The company is the dominant player in the Aussie job ads market. However, with a slowdown in the domestic market, the international and education divisions have become the group’s major drivers.
FY13 net profit surges 128% to $300.1 million, whilst on an underlying basis profit rose 8% from FY12. Revenue soared 40% to $620.2 million, with SEK defying weak domestic employment conditions. Seek Employment revenue was down 5% on FY12. SEK has recognised the structural weakness in the employment market, and the investments it has made in its other divisions are paying off.

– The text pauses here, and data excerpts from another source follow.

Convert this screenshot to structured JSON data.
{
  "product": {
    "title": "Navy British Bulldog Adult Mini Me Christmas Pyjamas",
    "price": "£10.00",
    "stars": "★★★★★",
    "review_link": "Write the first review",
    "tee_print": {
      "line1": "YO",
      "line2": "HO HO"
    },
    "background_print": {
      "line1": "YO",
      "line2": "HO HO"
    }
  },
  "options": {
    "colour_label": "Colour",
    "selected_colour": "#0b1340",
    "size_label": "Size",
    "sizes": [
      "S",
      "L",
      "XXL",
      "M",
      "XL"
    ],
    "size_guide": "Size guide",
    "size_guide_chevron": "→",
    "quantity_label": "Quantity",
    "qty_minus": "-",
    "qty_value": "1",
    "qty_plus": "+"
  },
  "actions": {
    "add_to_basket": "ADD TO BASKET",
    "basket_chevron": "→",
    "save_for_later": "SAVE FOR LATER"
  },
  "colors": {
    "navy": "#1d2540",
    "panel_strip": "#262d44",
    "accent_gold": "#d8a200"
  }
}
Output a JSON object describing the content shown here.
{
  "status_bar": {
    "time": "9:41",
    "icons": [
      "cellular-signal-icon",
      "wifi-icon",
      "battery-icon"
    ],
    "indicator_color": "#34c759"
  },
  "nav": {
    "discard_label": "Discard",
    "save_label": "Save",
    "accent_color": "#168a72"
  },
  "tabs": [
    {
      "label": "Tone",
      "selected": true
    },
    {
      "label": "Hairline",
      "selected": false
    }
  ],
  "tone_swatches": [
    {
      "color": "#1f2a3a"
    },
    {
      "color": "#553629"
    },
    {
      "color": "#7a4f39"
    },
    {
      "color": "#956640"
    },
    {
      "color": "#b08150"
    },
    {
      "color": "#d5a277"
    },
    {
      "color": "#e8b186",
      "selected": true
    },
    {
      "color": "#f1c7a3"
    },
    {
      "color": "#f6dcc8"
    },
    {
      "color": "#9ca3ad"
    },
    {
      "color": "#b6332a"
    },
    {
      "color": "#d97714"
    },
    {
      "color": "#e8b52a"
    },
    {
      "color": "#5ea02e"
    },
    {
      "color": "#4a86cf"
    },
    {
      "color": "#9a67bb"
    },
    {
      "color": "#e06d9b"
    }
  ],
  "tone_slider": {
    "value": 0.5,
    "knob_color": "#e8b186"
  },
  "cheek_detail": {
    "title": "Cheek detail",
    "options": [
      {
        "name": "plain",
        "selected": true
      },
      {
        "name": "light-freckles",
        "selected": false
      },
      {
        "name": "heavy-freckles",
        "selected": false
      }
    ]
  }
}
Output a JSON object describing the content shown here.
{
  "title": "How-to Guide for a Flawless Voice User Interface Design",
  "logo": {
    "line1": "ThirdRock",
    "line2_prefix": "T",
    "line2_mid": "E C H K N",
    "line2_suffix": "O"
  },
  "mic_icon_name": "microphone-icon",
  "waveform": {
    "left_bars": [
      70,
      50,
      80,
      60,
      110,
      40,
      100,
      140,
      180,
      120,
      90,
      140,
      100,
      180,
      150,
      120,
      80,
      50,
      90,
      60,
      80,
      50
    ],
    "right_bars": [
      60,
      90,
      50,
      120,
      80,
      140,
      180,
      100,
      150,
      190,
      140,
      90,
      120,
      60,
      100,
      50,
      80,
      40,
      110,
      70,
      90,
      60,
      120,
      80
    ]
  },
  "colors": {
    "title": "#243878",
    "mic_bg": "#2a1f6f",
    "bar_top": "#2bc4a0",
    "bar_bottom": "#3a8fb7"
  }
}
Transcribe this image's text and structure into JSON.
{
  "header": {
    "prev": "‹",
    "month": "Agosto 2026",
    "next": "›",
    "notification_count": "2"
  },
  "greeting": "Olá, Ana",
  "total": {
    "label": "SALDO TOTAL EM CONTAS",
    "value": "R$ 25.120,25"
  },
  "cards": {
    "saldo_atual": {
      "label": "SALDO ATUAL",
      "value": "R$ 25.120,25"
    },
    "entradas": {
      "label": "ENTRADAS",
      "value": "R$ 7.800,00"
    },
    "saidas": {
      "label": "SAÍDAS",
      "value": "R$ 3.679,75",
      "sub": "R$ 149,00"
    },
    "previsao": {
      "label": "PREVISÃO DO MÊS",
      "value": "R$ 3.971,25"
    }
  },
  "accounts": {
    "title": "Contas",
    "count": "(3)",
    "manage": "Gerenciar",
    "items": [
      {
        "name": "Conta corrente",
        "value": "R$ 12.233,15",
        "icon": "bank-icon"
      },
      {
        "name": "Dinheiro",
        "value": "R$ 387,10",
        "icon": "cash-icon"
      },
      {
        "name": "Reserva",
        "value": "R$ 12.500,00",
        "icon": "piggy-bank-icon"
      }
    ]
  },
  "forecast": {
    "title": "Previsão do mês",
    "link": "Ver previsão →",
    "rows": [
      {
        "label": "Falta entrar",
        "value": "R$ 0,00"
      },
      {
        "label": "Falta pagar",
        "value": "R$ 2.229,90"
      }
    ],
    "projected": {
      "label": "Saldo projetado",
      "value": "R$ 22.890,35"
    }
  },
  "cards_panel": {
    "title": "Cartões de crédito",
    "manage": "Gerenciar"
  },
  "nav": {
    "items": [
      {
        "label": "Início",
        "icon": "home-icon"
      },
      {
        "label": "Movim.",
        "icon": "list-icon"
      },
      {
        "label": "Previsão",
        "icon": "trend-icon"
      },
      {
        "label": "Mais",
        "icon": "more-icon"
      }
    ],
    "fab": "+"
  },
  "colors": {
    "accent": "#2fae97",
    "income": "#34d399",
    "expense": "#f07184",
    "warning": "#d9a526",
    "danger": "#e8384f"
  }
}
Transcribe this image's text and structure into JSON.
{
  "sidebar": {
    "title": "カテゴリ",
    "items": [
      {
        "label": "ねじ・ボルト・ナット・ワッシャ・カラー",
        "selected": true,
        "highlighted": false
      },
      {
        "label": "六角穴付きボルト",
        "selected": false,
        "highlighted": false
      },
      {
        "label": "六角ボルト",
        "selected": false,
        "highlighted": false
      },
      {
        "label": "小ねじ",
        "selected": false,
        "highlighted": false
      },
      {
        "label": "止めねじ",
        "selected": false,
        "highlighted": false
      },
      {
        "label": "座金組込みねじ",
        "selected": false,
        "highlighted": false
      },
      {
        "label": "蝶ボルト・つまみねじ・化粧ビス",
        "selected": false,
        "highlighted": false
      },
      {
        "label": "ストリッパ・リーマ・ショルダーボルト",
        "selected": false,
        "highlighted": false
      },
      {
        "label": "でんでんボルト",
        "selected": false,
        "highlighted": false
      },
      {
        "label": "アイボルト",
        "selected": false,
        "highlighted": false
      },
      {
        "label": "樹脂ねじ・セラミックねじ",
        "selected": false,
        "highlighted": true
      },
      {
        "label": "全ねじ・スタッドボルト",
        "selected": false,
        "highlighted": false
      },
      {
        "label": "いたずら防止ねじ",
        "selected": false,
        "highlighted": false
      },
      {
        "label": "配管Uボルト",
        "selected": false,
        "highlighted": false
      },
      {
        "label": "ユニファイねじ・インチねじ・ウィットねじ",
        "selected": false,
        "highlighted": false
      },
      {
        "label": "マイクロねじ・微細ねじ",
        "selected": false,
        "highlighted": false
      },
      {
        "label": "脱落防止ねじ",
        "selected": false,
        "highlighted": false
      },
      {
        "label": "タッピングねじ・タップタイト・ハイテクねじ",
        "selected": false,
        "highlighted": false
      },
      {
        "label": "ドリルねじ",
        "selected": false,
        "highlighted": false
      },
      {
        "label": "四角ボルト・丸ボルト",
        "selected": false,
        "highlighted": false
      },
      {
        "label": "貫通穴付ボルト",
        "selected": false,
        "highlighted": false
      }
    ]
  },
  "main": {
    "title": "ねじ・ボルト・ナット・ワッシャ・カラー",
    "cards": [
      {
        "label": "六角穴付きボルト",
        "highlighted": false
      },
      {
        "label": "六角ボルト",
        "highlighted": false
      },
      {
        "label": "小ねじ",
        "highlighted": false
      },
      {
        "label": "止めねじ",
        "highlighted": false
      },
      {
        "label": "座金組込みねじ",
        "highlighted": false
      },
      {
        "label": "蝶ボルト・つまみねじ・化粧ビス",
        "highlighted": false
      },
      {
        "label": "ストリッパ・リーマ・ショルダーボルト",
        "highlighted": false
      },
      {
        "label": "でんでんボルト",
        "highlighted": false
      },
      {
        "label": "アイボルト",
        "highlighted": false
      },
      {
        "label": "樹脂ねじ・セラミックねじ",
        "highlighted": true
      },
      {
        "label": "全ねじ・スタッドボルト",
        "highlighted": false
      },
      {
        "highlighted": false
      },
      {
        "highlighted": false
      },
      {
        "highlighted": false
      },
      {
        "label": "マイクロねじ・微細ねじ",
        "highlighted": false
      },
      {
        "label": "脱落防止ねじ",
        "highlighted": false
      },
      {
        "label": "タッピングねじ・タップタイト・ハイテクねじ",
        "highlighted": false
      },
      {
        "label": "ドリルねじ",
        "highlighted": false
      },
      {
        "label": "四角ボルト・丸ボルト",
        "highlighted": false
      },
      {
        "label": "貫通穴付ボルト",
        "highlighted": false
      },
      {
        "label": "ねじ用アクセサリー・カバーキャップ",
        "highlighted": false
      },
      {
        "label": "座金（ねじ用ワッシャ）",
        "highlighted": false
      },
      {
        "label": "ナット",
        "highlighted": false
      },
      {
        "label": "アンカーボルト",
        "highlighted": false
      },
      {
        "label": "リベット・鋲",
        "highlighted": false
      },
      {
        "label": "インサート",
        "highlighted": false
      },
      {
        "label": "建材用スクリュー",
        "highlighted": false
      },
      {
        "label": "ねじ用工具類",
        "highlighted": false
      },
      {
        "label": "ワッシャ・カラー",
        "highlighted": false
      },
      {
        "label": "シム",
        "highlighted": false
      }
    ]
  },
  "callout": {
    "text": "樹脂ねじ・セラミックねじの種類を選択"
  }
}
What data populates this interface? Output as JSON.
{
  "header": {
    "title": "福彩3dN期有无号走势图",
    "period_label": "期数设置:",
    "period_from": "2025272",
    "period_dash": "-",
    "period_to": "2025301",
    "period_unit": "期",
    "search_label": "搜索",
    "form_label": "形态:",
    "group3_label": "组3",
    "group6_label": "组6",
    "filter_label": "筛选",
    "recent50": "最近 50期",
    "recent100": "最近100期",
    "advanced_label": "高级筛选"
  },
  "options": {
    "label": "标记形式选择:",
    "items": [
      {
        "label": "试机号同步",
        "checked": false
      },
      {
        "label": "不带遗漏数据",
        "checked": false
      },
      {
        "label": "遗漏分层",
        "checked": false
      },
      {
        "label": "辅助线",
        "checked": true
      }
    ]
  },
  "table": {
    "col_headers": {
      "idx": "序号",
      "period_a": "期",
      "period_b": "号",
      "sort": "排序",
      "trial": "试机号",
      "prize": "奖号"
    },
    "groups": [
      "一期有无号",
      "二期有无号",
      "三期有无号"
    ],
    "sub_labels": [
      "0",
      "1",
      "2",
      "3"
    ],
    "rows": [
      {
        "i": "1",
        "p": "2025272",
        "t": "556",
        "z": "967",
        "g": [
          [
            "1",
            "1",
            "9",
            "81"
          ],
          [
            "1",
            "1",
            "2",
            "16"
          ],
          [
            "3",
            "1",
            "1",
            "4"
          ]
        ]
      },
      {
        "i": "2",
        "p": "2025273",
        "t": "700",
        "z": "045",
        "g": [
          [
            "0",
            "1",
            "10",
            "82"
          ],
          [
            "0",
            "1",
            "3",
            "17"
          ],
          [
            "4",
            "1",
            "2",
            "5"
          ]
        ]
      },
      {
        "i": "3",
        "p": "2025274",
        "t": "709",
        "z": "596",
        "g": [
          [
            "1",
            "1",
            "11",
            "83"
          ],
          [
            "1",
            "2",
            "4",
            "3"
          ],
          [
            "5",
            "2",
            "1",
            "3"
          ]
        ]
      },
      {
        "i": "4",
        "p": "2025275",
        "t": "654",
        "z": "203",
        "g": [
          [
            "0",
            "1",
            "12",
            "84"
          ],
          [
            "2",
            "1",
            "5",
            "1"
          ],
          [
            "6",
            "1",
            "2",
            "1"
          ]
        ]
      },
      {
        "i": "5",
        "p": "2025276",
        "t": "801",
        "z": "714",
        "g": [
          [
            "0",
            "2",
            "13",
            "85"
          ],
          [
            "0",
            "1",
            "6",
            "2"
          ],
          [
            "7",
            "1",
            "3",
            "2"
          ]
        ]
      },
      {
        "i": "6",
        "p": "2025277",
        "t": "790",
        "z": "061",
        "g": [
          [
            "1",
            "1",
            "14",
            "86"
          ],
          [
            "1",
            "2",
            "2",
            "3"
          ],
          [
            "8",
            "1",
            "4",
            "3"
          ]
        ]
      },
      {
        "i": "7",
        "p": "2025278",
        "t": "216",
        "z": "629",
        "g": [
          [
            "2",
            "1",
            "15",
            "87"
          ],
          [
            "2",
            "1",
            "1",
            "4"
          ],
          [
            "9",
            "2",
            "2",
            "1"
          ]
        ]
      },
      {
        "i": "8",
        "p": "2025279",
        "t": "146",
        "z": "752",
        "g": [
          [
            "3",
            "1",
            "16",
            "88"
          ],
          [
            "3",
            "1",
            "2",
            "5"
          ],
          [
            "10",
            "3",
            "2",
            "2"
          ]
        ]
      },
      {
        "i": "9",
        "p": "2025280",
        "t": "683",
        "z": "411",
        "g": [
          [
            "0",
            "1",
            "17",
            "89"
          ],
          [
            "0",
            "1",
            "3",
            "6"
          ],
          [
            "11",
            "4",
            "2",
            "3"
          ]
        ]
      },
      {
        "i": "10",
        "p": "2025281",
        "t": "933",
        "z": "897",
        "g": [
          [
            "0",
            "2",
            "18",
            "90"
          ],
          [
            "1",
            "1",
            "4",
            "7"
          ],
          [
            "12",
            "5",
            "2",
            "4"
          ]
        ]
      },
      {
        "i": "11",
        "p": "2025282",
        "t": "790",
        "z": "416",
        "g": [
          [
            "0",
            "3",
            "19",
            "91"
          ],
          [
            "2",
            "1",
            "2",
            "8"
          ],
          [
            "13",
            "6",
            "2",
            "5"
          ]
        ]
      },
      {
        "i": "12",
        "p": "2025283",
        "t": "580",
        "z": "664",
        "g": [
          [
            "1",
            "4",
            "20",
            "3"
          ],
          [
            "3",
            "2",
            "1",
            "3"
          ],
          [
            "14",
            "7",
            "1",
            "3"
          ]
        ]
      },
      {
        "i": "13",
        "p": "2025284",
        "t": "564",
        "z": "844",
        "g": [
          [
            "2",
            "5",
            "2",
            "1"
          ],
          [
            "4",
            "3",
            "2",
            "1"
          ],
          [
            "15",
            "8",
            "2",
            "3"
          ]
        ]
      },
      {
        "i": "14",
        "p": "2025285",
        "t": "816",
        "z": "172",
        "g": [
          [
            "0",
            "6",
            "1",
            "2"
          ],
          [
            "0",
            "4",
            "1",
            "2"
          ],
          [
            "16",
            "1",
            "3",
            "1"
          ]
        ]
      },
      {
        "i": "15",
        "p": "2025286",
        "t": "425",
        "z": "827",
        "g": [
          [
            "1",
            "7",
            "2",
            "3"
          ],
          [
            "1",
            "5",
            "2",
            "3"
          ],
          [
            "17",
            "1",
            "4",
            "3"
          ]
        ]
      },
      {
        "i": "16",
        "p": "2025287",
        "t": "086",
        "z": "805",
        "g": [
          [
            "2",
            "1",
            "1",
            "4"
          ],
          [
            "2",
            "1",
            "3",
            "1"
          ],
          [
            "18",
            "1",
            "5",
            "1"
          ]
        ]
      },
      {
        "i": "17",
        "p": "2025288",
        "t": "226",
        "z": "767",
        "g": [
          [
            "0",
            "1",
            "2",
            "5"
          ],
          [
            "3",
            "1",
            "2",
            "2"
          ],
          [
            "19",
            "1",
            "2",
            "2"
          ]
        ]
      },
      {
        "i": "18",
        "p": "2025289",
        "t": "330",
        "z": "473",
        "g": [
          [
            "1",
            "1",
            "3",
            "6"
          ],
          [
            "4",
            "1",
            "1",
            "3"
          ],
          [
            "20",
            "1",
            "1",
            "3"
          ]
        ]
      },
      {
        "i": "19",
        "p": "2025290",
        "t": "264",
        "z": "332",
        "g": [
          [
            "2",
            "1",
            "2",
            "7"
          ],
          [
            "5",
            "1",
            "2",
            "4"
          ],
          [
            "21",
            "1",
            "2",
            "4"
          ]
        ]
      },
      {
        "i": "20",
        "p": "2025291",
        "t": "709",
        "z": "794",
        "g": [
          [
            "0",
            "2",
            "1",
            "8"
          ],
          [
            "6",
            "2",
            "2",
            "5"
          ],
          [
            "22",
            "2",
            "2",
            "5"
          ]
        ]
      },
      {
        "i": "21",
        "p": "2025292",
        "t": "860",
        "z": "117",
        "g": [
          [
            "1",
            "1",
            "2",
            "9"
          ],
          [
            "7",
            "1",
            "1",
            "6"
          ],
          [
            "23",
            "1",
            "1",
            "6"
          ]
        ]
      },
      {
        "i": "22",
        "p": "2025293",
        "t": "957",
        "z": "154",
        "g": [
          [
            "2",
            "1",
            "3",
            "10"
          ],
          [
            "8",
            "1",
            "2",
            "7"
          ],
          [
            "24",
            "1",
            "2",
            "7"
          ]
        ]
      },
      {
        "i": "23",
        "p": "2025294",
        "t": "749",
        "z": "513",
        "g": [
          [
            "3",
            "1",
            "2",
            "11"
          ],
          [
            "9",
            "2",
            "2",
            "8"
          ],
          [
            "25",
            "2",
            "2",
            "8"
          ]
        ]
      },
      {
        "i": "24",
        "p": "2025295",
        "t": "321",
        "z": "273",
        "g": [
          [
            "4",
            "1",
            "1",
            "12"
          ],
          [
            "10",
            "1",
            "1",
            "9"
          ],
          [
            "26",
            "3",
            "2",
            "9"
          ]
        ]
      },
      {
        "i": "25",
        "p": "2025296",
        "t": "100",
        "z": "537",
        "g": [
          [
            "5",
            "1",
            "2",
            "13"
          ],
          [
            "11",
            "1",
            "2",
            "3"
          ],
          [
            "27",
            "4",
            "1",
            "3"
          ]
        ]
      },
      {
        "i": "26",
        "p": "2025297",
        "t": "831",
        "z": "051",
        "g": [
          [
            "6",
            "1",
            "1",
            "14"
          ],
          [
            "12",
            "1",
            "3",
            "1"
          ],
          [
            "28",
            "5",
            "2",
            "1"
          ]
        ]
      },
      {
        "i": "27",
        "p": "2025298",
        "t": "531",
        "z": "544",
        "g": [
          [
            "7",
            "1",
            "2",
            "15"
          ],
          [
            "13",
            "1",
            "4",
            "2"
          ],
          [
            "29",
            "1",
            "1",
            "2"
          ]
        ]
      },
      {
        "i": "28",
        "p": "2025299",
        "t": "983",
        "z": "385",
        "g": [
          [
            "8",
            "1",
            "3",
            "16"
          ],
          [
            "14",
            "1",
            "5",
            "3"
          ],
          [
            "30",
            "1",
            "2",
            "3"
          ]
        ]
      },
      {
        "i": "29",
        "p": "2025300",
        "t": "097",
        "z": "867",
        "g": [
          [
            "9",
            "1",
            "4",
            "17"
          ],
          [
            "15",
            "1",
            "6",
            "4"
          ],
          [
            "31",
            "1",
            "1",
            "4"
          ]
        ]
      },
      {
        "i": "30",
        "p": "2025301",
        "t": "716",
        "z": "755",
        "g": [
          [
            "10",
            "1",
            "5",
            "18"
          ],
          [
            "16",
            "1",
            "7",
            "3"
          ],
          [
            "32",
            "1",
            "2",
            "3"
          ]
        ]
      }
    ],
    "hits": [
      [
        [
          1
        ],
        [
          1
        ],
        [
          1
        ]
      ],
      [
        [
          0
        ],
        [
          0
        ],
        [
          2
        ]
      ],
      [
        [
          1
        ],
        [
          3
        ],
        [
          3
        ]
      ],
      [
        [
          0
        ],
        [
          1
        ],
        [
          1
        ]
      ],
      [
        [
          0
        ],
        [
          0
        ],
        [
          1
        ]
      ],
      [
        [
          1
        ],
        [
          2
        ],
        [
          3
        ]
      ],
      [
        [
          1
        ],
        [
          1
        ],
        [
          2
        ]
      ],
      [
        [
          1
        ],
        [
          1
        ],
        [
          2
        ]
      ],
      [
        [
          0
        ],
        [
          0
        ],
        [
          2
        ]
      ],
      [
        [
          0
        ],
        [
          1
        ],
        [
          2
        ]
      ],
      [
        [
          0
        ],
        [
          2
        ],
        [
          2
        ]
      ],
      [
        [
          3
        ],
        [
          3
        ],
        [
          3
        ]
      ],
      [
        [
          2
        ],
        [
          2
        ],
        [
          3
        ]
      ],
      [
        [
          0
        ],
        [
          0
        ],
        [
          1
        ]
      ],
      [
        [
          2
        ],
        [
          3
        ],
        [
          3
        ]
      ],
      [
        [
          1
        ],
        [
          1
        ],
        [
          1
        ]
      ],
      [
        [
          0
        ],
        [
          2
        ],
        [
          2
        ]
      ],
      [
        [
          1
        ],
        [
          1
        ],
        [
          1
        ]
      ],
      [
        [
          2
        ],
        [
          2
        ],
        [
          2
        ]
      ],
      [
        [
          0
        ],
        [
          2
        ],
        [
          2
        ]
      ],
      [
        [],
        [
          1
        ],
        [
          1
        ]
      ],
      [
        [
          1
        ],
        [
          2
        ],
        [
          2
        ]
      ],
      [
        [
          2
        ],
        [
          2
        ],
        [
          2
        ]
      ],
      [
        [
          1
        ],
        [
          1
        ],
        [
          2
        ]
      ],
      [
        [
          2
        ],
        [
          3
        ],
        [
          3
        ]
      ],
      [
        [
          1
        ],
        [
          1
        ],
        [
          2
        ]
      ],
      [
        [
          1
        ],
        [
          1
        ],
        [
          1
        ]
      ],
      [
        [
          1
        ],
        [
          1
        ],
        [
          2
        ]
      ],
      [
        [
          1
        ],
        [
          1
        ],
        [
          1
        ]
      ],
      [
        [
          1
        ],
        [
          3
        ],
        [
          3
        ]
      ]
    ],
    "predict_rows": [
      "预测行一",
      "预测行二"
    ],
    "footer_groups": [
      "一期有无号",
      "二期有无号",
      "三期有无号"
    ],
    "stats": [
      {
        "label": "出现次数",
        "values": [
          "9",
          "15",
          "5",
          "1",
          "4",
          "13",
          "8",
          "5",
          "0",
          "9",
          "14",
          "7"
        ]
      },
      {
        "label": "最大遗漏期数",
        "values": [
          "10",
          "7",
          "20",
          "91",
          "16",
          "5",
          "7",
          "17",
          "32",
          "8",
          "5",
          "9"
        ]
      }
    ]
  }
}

The key takeout was the huge performance in Education, which experienced a 94% increase in EBITDA. Seek International experienced revenue growth of 26% and, along with Seek Education, these two divisions now make up over 60% of overall revenue. Operating cash flow rose 20.5% to $241, fully covering EBITDA and allowing SEK to declare a final dividend of 12 cents, up 33% on-year.
SEK’s FY13 results continue a pattern of strong growth for the company. Over the past 10 years, revenue has risen at a compound annual rate of 36%, with net profit increasing at a 30% rate.
The company has significantly reduced its reliance on employment revenue, with this division now making up less than 40% of the overall business.
In our view, the key growth drivers remain Seek International, and in particular, Seek Education. The current economic weakness indirectly affects demand for education services as people look to upgrade their skills.
The company guided for FY14 net profit to exceed FY13, which we think is easily achievable. Moreover, a continued depreciation in the Aussie dollar, along with a recovery in employment ad volumes is likely to put SEK on track to again exceed market expectations.